Hey DELANILA, how are you and how are you finding lockdown?
Hi! Oh, I’m doing fine thanks. Lockdown is a continually surprising yet simultaneously tedious series of good days and frustrating ones, I suppose, as it is for us all, though fortunately today is one of the former. It’s funny actually because I work from a home studio in general, and so in some ways it doesn’t feel that different to my ordinary life. My work day hasn’t changed at all, but after months of this I’m definitely missing having family and friends to offset the isolation, especially since I live alone. A huge cheers to anyone else in this position. This has not been easy but we’ll be stronger, more resilient people for it.

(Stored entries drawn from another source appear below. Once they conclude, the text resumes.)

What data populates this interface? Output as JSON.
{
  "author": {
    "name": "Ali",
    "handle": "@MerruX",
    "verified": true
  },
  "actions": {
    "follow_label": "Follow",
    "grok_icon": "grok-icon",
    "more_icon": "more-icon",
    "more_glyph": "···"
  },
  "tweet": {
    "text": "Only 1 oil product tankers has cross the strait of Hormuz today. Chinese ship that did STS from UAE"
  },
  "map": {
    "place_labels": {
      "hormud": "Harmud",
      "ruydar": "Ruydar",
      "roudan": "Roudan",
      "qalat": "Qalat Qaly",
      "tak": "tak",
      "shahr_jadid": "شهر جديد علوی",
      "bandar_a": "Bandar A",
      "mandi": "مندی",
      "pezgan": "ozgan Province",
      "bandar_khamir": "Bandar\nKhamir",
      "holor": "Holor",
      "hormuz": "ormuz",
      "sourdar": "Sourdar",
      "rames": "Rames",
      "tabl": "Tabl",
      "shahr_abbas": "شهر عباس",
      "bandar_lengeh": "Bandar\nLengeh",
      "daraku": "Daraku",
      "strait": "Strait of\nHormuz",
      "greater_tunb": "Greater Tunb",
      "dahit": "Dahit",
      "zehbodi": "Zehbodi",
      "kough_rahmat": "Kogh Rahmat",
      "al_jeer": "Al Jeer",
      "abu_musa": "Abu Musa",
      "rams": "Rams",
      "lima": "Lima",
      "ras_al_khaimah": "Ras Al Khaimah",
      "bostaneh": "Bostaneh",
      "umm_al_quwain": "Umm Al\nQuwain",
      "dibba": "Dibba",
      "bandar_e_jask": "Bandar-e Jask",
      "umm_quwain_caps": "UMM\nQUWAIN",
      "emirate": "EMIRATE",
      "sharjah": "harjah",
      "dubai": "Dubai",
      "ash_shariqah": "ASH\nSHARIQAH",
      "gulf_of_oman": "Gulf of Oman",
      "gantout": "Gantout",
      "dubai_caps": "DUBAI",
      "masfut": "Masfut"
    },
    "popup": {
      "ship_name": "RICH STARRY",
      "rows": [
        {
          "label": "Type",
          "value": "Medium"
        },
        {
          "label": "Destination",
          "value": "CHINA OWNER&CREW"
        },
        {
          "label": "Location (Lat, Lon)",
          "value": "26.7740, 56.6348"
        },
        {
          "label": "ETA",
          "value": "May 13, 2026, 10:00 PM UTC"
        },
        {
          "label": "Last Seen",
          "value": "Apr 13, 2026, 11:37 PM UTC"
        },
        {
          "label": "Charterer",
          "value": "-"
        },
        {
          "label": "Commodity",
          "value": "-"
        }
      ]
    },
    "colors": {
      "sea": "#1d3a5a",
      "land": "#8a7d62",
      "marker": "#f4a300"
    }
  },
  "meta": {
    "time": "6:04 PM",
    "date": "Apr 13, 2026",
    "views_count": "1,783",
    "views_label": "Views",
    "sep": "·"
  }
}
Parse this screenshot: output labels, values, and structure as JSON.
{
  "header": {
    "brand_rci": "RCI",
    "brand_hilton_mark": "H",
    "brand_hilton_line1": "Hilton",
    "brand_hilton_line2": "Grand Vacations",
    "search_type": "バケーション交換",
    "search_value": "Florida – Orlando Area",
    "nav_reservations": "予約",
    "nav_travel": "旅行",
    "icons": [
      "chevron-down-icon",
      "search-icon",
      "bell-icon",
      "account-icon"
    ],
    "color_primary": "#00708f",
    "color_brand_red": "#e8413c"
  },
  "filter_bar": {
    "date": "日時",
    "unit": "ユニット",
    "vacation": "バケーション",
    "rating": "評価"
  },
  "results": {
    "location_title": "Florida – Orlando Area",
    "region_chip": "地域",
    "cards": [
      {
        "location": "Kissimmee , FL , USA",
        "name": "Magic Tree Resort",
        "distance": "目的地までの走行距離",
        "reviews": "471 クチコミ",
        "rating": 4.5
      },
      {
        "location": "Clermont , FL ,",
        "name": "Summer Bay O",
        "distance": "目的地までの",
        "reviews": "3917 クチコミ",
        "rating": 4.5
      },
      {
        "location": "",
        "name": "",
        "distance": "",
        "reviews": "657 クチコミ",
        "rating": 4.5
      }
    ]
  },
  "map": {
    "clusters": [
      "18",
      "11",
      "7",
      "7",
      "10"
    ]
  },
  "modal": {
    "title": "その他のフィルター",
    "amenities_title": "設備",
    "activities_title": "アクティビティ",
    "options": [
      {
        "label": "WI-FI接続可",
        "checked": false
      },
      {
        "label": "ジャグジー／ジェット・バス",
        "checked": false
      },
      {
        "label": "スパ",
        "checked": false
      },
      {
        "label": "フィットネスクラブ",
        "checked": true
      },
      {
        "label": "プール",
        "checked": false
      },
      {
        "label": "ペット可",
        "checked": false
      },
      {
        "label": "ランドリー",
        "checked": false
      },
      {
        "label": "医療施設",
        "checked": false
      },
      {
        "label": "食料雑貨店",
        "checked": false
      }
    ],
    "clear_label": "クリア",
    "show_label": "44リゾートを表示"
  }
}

Do you feel more inspired than ever before, or has quarantine made sparking creativity harder?
It’s been both. At the beginning of the lockdown I worked very intensely for about six weeks, making a video, doing some live streams, creating a virtual dance project, releasing a record. Then in the middle, after my album came out, I got very tired. Partly the nature of the album cycle I think, but I’m sure quarantine-related fatigue as well. And now I’m getting ready to shoot another video, do more live streams and finish mixes on another project. There’s not much else to do besides work, so I’ve basically been working furiously, burning out, then ramping back up again. Not that different to my usual cycle I guess, just amplified somehow.
I will add though, that I think there’s a lot of pressure on artists right now to be focussed and productive and prolific, but it’s a strange time, people are having all sorts of reactions to it and there’s also something to be said for quiet reflection and taking a break. This will affect what we’re all making, regardless of whether we’re actively exploring it now or it’s just something that seeps subconsciously into our work later. I think people should be kind to themselves at the moment and try to find value in whatever train they’re on. I know you didn’t ask me that, but I’m here and you made the mistake of giving me a place to sound off, so I think it’s worth saying!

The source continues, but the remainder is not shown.